Activity metrics measure movement: tokens consumed, lines written, hours spent, commits made. They are quantifiable and comparable.
Impact metrics measure results: how long does it take us to deliver value to the user? Are we solving the problems that matter to the user? Is the system more robust, more maintainable, cheaper to operate than it was six months ago? These questions are harder to answer. They require discussion, judgement and someone willing to take a step back.
It seems we always come back to the same conversation: does the team deliver value on time and as required? Have we improved the time it takes us to deliver? Is what we deliver being used, is it useful and/or does it generate revenue for the company? Are there fewer software crashes? Are there fewer errors and bugs?
These metrics are not individual. Because software development isn’t either.
That’s why, if we truly want to apply metrics that make sense, the best approach is to step back and look at the bigger picture: to focus more on team performance and less on individual performance. To view teams as units whose collective output is indeed more measurable than the sum of their members’ individual metrics.
From x100 Dev to x100 Team
Measuring activity rather than impact leads us to the latest trend: the promise of x100 Dev: a single engineer, armed with the right AI tools, capable of doing the work of a hundred. Some founders are even using it as an argument for reducing headcount. And it’s not that it isn’t true; we’ve discussed this before, but we’re falling into the same trap again.
The promise of the x100 Dev makes exactly the same mistake as tokenmaxxing: it assumes that the value of software is code produced. And if we have learnt anything from decades of building technical teams, it is that this is not the case.
Software is built by teams. And teams are not simply the sum of their most productive individual members. They are the result of how they communicate, how they make decisions under uncertainty, how they manage conflict, how they align technical criteria with business needs, how they integrate new members, and how they maintain momentum when things get complicated. None of that is solved by a more productive engineer. None of that is solved by AI.
Perhaps we should shift the conversation towards the concept of the x100 Team: using AI to multiply the team’s capacity as a unit, reducing operational friction, automating tasks that do not require human judgement, and freeing up time for those that do.
Teams in the Age of AI
‘Tokenmaxxing’, beyond the Silicon Valley joke and curious anecdote, is a symptom: a tendency to measure people’s value by their direct, quantifiable output, and to eliminate everything that doesn’t appear in any KPI, everything that seems not to add direct value.
We are already seeing this idea taken to the extreme in many corporate messages and strategies: eliminating layers of coordination and alignment because they ‘do not produce directly’. Middle managers are the first to bear the brunt. There are voices advocating for teams made up solely of ICs, with AI taking on coordination functions. The argument sounds efficient. In practice, it is tokenmaxxing applied to a company’s organisational chart. An obsession with measuring individual productivity.

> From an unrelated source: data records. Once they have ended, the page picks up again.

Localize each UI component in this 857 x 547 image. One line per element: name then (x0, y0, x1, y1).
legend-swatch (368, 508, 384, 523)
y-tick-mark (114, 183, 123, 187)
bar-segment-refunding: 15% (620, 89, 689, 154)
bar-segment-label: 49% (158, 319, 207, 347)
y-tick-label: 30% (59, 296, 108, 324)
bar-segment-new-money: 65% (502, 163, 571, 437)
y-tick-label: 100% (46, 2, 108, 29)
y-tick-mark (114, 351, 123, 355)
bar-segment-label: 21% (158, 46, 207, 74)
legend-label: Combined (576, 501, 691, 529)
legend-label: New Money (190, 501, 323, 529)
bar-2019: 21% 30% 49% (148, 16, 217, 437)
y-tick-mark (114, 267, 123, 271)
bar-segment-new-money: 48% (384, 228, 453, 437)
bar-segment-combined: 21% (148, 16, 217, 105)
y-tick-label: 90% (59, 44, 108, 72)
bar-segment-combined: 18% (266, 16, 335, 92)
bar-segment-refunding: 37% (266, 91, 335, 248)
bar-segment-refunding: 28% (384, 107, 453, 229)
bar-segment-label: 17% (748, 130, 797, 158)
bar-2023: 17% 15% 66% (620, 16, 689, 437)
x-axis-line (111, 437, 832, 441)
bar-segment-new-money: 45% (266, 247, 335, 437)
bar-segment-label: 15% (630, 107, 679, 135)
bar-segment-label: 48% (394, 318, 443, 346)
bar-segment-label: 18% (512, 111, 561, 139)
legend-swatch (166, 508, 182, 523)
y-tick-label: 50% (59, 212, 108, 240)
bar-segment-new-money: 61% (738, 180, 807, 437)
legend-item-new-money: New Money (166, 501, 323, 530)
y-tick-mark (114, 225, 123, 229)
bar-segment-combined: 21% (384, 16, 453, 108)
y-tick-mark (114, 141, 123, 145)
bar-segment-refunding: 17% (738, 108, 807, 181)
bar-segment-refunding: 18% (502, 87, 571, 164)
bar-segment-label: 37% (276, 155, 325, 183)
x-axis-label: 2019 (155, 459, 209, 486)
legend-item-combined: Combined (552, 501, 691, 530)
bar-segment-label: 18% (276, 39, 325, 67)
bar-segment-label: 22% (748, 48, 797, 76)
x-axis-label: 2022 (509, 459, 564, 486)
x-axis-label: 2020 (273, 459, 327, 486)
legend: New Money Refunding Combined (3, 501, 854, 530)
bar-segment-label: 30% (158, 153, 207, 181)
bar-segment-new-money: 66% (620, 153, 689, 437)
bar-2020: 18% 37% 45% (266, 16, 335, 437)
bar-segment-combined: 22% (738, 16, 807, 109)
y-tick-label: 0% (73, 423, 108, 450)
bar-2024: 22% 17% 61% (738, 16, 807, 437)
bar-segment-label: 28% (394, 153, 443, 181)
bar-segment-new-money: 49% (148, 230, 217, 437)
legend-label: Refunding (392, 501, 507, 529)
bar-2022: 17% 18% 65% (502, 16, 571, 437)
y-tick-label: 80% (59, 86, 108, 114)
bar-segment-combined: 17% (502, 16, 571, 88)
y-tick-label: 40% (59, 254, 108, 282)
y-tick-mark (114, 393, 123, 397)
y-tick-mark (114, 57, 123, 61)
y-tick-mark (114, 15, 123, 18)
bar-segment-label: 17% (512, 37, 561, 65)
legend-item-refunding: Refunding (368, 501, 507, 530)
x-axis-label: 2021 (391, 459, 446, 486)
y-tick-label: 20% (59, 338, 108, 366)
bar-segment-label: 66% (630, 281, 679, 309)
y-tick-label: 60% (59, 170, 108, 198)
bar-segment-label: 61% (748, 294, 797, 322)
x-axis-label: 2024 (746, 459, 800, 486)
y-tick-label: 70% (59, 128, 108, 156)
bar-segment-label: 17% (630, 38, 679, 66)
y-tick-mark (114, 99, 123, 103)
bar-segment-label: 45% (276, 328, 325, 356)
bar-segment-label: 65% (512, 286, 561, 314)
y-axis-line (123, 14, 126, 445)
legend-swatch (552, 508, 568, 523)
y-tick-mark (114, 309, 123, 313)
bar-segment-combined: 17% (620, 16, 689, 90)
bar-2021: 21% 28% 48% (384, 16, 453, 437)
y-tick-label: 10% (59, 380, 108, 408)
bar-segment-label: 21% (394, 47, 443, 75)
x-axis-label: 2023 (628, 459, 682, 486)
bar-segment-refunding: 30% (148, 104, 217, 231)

It is undeniable that AI has changed the way a software team works. It has also changed the way a company recruits. And it is changing the way a company is structured.
But we shouldn’t revert to the endless obsession with measuring individual productivity. Instead, we should continue to emphasise these ‘x100 teams’. AI shouldn’t be the lever that eliminates the need to build good teams, but rather the one that multiplies what a good team can achieve.
Once the hype dies down and the conversation returns to the realm of common sense, we’ll hear more talk of x100 Teams: teams where trust, coordination and shared judgement make what they build together impossible to replicate individually. With or without AI.